Owen Edwards

As a Senior in the biological sciences at Eckerd College, I have found myself interested in the ecology and evolution of vertebrates, specifically reptiles and amphibians. Although my passion for herps began at an early age, the classroom experiences and research training while at Eckerd have allowed me to grow as a field herpetologist in particular and research biologist in general.

Since arriving at Eckerd College in 2017, I have been continuously engaged in undergraduate research. As a freshman, I served as a research assistant for Dr. Peter Meylan’s long-term mark-recapture study of turtles from Rainbow River of south-central Florida. The primary objective of this ongoing project is to monitor changes in turtle populations from this heavily used recreational site. Several times during the semester, I assisted in collecting turtles from sites along this spring-fed river and obtained life history data for all turtles that were captured.

As a sophomore, I joined Jeffrey Goessling’s research lab, with an interest in addressing the causes and consequences of environmental perturbations on various species of reptiles. I worked with Dr. Goessling and other students on a long-term demographic study of gopher tortoises living in a local nature preserve. I collected tortoises in the field and marked captured individuals with PIT Tags. In addition, I collected blood samples and compiled life history data from captured tortoises.

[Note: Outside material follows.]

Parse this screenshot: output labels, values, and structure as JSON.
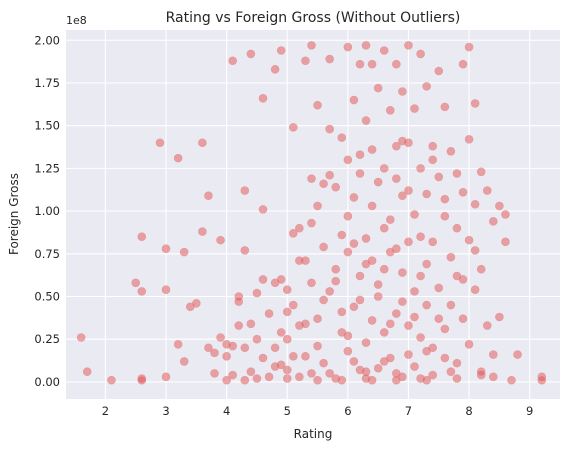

My experience and commitment to this project led to my involvement in a gopher tortoise research project under the guidance of Dr. Goessling and his colleague, Dr. Craig Guyer, from Auburn University during Summer 2019. I spent part of the summer in Conecuh National Forest in Alabama collecting morphometric data and blood samples from captured tortoises. Later, I worked in the lab performing white blood cell counts, bacterial assays, and subsequently analyzing data that were collected.

During the summer of 2020, I worked on an independent research project addressing parasite diversity among green treefrogs from their historical and expanded ranges in southern Illinois. I plan on using the results of this research as part of my senior thesis project this spring.

When I complete my undergraduate studies at Eckerd College, I plan on attending a graduate program in ecology and evolution. My choice of a career after completing graduate school is less certain at this time. Given the myriad of ecological and environmental challenges that we are facing now, and will continue to face in the future, I envision pursuing a professional career that will integrate my knowledge and understanding of evolutionary ecology with any number of other sectors, including but not limited to business, politics, or human health. Regardless of the path I choose, I know that the liberal education I received at Eckerd College, along with my research training, will be integral to becoming a professional evolutionary ecologist and advocate for the natural world.